THE CROW Director Rupert Sanders Explains ‘It’s a Very Scrappy Indie Movie’

THE CROW Director Rupert Sanders  Explains ‘It’s a Very Scrappy Indie Movie’

As we know, yet another film adaptation of James O’Barr’s graphic novel The Crow is in the works, this time by director Rupert Sanders. Starring Bill Skarsgård and FKA Twigs, the Lionsgate film will debut in theaters on August 23.

Several other adaptations had been made over the years, including Alex Proyas’s 1994 version starring the late Brandon Lee. It quickly became a cult classic, and three other sequels were made between 1996 and 2005. The storyline of The Crow involves a Goth rocker named Eric Draven who comes back from the dead to avenge his death and that of his fiancée, Shelley, both of whom had been murdered.
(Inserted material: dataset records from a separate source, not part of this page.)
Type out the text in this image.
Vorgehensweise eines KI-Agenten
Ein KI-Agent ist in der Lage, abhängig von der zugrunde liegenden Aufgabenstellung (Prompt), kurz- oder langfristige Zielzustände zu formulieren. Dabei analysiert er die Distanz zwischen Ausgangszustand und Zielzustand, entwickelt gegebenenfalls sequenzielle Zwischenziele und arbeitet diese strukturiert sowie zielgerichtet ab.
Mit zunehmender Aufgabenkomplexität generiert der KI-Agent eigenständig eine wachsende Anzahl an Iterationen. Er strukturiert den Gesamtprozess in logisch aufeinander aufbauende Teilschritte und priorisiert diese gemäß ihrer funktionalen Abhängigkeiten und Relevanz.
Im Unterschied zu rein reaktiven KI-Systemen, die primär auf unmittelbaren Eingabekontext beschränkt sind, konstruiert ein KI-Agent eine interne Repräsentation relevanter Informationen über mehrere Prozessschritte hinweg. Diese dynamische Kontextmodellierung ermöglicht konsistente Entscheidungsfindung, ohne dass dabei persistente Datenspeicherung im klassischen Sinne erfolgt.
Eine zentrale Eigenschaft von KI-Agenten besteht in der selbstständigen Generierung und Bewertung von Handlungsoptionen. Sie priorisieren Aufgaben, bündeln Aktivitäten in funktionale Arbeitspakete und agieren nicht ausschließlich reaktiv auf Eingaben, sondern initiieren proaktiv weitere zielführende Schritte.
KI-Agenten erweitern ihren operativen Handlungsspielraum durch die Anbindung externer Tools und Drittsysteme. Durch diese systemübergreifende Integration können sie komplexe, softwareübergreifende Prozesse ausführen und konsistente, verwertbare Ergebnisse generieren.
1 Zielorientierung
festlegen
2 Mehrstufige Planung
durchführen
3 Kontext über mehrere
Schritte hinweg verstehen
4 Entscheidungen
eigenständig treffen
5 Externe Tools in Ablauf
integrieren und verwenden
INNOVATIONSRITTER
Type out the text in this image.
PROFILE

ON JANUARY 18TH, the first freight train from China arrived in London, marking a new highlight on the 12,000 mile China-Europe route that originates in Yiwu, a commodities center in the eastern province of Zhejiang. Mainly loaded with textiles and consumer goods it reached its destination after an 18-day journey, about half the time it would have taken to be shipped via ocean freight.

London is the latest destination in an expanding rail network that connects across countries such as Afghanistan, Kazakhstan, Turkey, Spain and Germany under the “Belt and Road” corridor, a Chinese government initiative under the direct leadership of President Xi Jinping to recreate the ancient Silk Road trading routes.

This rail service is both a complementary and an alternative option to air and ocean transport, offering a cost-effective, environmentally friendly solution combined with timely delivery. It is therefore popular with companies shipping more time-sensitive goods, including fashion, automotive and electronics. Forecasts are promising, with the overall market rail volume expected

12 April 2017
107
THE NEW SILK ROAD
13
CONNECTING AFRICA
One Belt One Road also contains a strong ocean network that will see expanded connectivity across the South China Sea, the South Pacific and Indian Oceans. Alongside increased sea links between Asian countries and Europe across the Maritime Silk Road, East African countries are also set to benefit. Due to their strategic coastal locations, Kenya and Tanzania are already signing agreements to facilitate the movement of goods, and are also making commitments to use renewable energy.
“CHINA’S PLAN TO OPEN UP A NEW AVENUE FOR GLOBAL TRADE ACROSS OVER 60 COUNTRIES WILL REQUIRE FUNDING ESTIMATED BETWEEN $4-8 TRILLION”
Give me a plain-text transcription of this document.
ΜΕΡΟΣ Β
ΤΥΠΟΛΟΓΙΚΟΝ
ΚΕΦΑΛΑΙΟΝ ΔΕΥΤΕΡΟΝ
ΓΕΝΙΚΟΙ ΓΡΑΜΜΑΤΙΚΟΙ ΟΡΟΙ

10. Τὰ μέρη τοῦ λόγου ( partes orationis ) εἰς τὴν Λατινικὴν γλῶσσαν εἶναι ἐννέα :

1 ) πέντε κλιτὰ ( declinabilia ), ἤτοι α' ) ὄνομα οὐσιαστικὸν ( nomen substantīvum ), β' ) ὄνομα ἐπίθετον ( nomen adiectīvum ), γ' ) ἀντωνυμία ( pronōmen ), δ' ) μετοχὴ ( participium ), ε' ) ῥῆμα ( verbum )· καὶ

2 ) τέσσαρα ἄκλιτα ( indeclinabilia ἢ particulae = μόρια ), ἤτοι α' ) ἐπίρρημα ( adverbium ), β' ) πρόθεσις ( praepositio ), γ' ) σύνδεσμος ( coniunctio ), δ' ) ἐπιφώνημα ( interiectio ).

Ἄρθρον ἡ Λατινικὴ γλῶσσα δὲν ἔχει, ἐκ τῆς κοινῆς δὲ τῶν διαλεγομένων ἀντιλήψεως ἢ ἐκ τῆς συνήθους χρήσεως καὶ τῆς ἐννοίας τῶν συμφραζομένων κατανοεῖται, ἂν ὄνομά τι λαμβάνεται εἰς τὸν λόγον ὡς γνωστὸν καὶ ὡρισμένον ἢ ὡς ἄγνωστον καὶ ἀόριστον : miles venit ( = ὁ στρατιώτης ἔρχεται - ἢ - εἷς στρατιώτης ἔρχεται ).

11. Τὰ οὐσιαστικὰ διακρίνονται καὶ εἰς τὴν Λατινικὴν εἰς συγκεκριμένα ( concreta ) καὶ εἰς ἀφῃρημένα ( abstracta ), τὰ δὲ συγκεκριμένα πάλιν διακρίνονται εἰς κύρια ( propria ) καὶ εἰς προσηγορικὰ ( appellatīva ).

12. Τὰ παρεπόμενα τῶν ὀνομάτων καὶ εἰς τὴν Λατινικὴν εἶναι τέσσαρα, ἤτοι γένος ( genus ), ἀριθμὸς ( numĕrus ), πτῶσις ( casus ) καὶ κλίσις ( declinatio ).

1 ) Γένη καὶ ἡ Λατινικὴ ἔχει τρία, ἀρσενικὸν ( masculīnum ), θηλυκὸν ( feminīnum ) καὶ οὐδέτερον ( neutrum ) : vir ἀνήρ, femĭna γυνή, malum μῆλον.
Brandon Lee, the sun of martial artist Bruce Lee, died during the production of the 1994 film when a prop gun misfired on the set. Sanders was recently quoted as saying that Brandon’s “soul is very much alive in this [new] film. There’s a real fragility and beauty to his version of The Crow, and I think Bill [Skarsgård] feels like he is a successor to that.”

In a recent interview with Empire, Sanders emphasized that his upcoming adaptation has “nothing to do with Hollywood…it’s a very scrappy indie movie. The only reason we could to that is because it’s not a studio movie.” He added that he wanted to “remain close to the center and the darkness and the violence that’s in the graphic novel.”

Bill Skarsgård said that he was “a huge fan of the original film growing up as a kid and was so honored to take on the role of Eric Draven. But really what drew me to it was what Rupert Sanders wanted to do with it. He wanted to completely reimagine the story and the character and tailor it towards a modern audience. It’s a character that I know many revere and have a strong connection to — he is unlike any I’ve ever taken on before.”

Despite a production budget of only $50 million, the director was quoted as saying “You have to be more adept at making things more efficiently, that are emotionally resonant, and not just spectacle.”

Sanders added that he hoped his adaptation would inspire others to follow suit, declaring “I really hope we’re in for another kind of Easy Riders, Raging Bulls period of having to make these more down-and-dirty films that still feel like big epic movies [but that] are weirder and stranger.”